Sebab satu-satunya mahluk di dunia ini
( lebih dari 15 abad yang lalu hingga kini dan sampai kiamat )
yang pernah berjumpa ke hadirat Tuhan Allah Ta'ala
hanya ada satu manusia pilihan yaitu Nabi Muhammad SAW.
Sewaktu peristiwa agung Isra’ – Mi’raj Nabi Muhammad SAW.
Di bawah ini kami contohkan logika praktis tentang hubungan manusia dengan Allah SWT.
Contoh kongkret yang pertama :
Bila kita (hati-qalbu-ruh) diumpamakan bola lampu,
maka sebagai mediator - al wasilata untuk meng-hidup-kan harus pakai listrik (Tali Allah),
kita ikuti para orang mukmin yang hatinya sudah terpasang nuruun ala nuurin
dan kita disetting di iguhke, di prenahke (bahasajawa) oleh Mursyid =
ahladz dzikir untuk berhubungan langsung dengan listrik
dan akibatnya lampu kita menjadi hidup (nyala).
Dengan lain bahasa bahwa kita (ruhani - hati ) di setting - di iguhkan
di dalam dan bersatu dalam 3 in 1
yaitu Ruhani kita, Ruhani Mursyidana, Ruhani Rasulullah SAW
dan telah segaris dengan Tali Allah =
Al Wasilata (Nuurun ala Nuurin = NurMuhammad) menuju kehadirat Allah SWT.
Contoh kongkret yang kedua :
Penggabungan Rohani/qalbu kita dengan rohani Rasul
adalah syarat mutlak dalam thariqatullah - Ilmu Kerohanian Islam,
seperti diumpamakan :
Kita mesti paham bahwa
mana yang kawat dan mana yang listrik,
karena kedua-duanya mempunyai bentuk yang sama.

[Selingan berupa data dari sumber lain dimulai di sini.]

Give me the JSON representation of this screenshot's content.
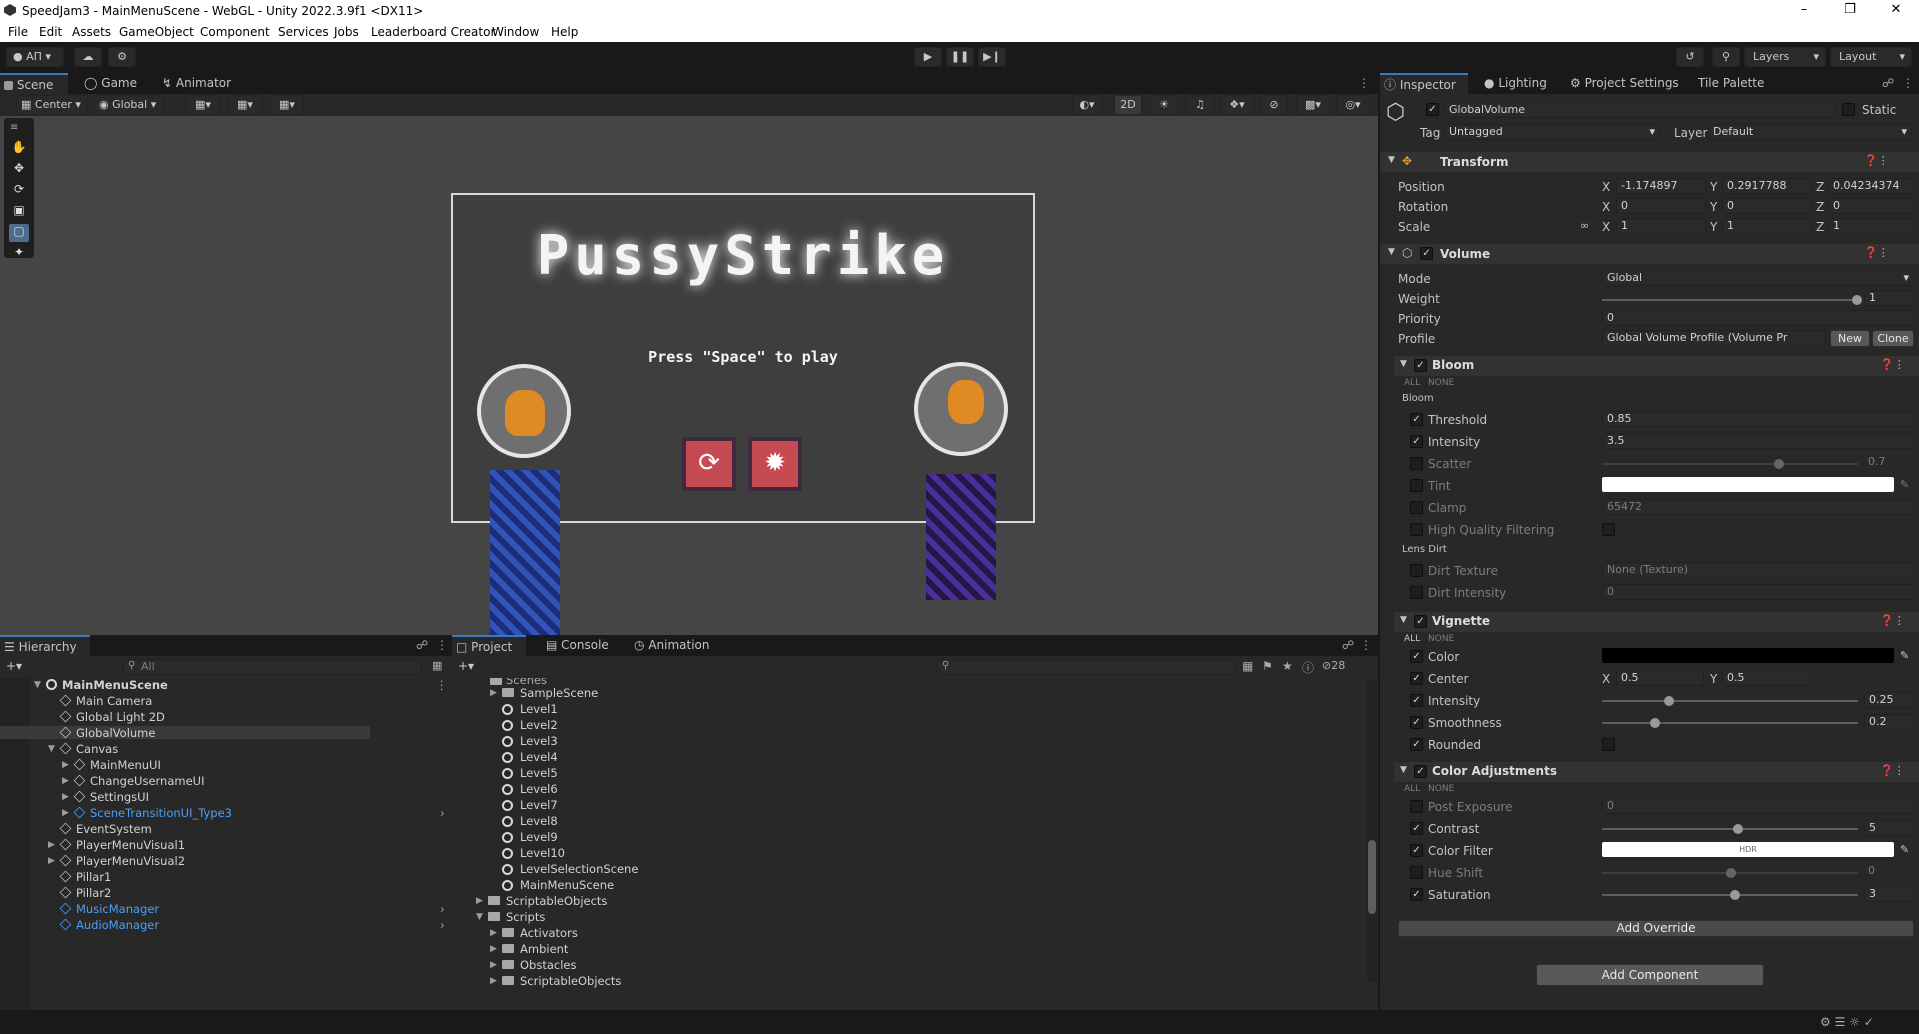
{
  "window": {
    "title": "SpeedJam3 - MainMenuScene - WebGL - Unity 2022.3.9f1 <DX11>"
  },
  "menu": [
    "File",
    "Edit",
    "Assets",
    "GameObject",
    "Component",
    "Services",
    "Jobs",
    "Leaderboard Creator",
    "Window",
    "Help"
  ],
  "toolbar": {
    "account": "АП",
    "layers": "Layers",
    "layout": "Layout"
  },
  "scene_tabs": [
    "Scene",
    "Game",
    "Animator"
  ],
  "scene_toolbar": {
    "pivot": "Center",
    "space": "Global",
    "mode2d": "2D"
  },
  "game": {
    "title": "PussyStrike",
    "prompt": "Press \"Space\" to play"
  },
  "hierarchy": {
    "tab": "Hierarchy",
    "search_placeholder": "All",
    "items": [
      {
        "label": "MainMenuScene",
        "indent": 0,
        "kind": "scene",
        "expanded": true
      },
      {
        "label": "Main Camera",
        "indent": 1,
        "kind": "go"
      },
      {
        "label": "Global Light 2D",
        "indent": 1,
        "kind": "go"
      },
      {
        "label": "GlobalVolume",
        "indent": 1,
        "kind": "go",
        "selected": true
      },
      {
        "label": "Canvas",
        "indent": 1,
        "kind": "go",
        "expanded": true
      },
      {
        "label": "MainMenuUI",
        "indent": 2,
        "kind": "go",
        "collapsed": true
      },
      {
        "label": "ChangeUsernameUI",
        "indent": 2,
        "kind": "go",
        "collapsed": true
      },
      {
        "label": "SettingsUI",
        "indent": 2,
        "kind": "go",
        "collapsed": true
      },
      {
        "label": "SceneTransitionUI_Type3",
        "indent": 2,
        "kind": "prefab",
        "collapsed": true
      },
      {
        "label": "EventSystem",
        "indent": 1,
        "kind": "go"
      },
      {
        "label": "PlayerMenuVisual1",
        "indent": 1,
        "kind": "go",
        "collapsed": true
      },
      {
        "label": "PlayerMenuVisual2",
        "indent": 1,
        "kind": "go",
        "collapsed": true
      },
      {
        "label": "Pillar1",
        "indent": 1,
        "kind": "go"
      },
      {
        "label": "Pillar2",
        "indent": 1,
        "kind": "go"
      },
      {
        "label": "MusicManager",
        "indent": 1,
        "kind": "prefab"
      },
      {
        "label": "AudioManager",
        "indent": 1,
        "kind": "prefab"
      }
    ]
  },
  "project": {
    "tabs": [
      "Project",
      "Console",
      "Animation"
    ],
    "hidden_count": "28",
    "partial_top": "Scenes",
    "items": [
      {
        "label": "SampleScene",
        "indent": 2,
        "kind": "folder",
        "collapsed": true
      },
      {
        "label": "Level1",
        "indent": 2,
        "kind": "scene"
      },
      {
        "label": "Level2",
        "indent": 2,
        "kind": "scene"
      },
      {
        "label": "Level3",
        "indent": 2,
        "kind": "scene"
      },
      {
        "label": "Level4",
        "indent": 2,
        "kind": "scene"
      },
      {
        "label": "Level5",
        "indent": 2,
        "kind": "scene"
      },
      {
        "label": "Level6",
        "indent": 2,
        "kind": "scene"
      },
      {
        "label": "Level7",
        "indent": 2,
        "kind": "scene"
      },
      {
        "label": "Level8",
        "indent": 2,
        "kind": "scene"
      },
      {
        "label": "Level9",
        "indent": 2,
        "kind": "scene"
      },
      {
        "label": "Level10",
        "indent": 2,
        "kind": "scene"
      },
      {
        "label": "LevelSelectionScene",
        "indent": 2,
        "kind": "scene"
      },
      {
        "label": "MainMenuScene",
        "indent": 2,
        "kind": "scene"
      },
      {
        "label": "ScriptableObjects",
        "indent": 1,
        "kind": "folder",
        "collapsed": true
      },
      {
        "label": "Scripts",
        "indent": 1,
        "kind": "folder",
        "expanded": true
      },
      {
        "label": "Activators",
        "indent": 2,
        "kind": "folder",
        "collapsed": true
      },
      {
        "label": "Ambient",
        "indent": 2,
        "kind": "folder",
        "collapsed": true
      },
      {
        "label": "Obstacles",
        "indent": 2,
        "kind": "folder",
        "collapsed": true
      },
      {
        "label": "ScriptableObjects",
        "indent": 2,
        "kind": "folder",
        "collapsed": true
      }
    ]
  },
  "inspector": {
    "tabs": [
      "Inspector",
      "Lighting",
      "Project Settings",
      "Tile Palette"
    ],
    "object_name": "GlobalVolume",
    "static_label": "Static",
    "tag_label": "Tag",
    "tag_value": "Untagged",
    "layer_label": "Layer",
    "layer_value": "Default",
    "transform": {
      "title": "Transform",
      "position": {
        "label": "Position",
        "x": "-1.174897",
        "y": "0.2917788",
        "z": "0.04234374"
      },
      "rotation": {
        "label": "Rotation",
        "x": "0",
        "y": "0",
        "z": "0"
      },
      "scale": {
        "label": "Scale",
        "x": "1",
        "y": "1",
        "z": "1"
      }
    },
    "volume": {
      "title": "Volume",
      "mode_label": "Mode",
      "mode": "Global",
      "weight_label": "Weight",
      "weight": "1",
      "priority_label": "Priority",
      "priority": "0",
      "profile_label": "Profile",
      "profile": "Global Volume Profile (Volume Pr",
      "new_label": "New",
      "clone_label": "Clone"
    },
    "all_label": "ALL",
    "none_label": "NONE",
    "bloom": {
      "title": "Bloom",
      "group": "Bloom",
      "threshold_label": "Threshold",
      "threshold": "0.85",
      "intensity_label": "Intensity",
      "intensity": "3.5",
      "scatter_label": "Scatter",
      "scatter": "0.7",
      "tint_label": "Tint",
      "clamp_label": "Clamp",
      "clamp": "65472",
      "hq_label": "High Quality Filtering",
      "lens_dirt": "Lens Dirt",
      "dirt_texture_label": "Dirt Texture",
      "dirt_texture": "None (Texture)",
      "dirt_intensity_label": "Dirt Intensity",
      "dirt_intensity": "0"
    },
    "vignette": {
      "title": "Vignette",
      "color_label": "Color",
      "center_label": "Center",
      "center_x": "0.5",
      "center_y": "0.5",
      "intensity_label": "Intensity",
      "intensity": "0.25",
      "smoothness_label": "Smoothness",
      "smoothness": "0.2",
      "rounded_label": "Rounded"
    },
    "color_adjustments": {
      "title": "Color Adjustments",
      "post_exposure_label": "Post Exposure",
      "post_exposure": "0",
      "contrast_label": "Contrast",
      "contrast": "5",
      "color_filter_label": "Color Filter",
      "hdr": "HDR",
      "hue_shift_label": "Hue Shift",
      "hue_shift": "0",
      "saturation_label": "Saturation",
      "saturation": "3"
    },
    "add_override": "Add Override",
    "add_component": "Add Component"
  }
}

Kawat adalah penghantar saja,
tetapi ia bukan listrik dan
kedua-duanya sangat berhampir satu sama lain,
dan bentuknya sama tapi tidak bersyarikat !.
Bila dimanapun kita pegang kawat itu,
si-listrik-nyalah yang akan MENYETRUM kita
bukan si kawat yang nyetrum melainkan sang listrik,
karena kedua-duanya sangat berhampiran satu sama lain
walaupun tidak bersyarikat,
dan bentuk keduanya persis sama saja pada waktu itu,
namun si kawat tidak menjadi listrik,
dan listrik tidak akan pernah menjadi kawat !.
Banyak lagi contoh-contoh yang tidak kami cantumkan di tulisan ini,
dan semoga kaum muslimin - muslimat dapat hikmah
dari keterangan yang sangat berharga ini,
sehingga kaum muslimin menyegerakan
untuk mendapatkan ilmunya yang di dalam dada
para Mursyidana yang tahqiq (selalu) di garis Tali Allah syari`i
(Al Qur`an dan AlHadits disamping Ijma` Ulama dan Qiyas)
dan di garis Tali Allah haqiqi
(silsilah rohaninya nyata benar sambung menyambung
hingga sampai ke rohani NabiMuhammad Rasulullah SAW)
demi untuk kesempurnaan ibadah kita dalam meraih kehidupan duniawi
dan kehidupan ukhrowi yang di ridhoi Allah SWT.
Amin …
Ya Rabbil `alamin.
Wassalamu’alaikum Wr. Wb.
Nb :
"Goresan Hati Ayahanda Guru Mursyid
yg tertuang dalam untaian kata yang membentuk kalimat dilisan."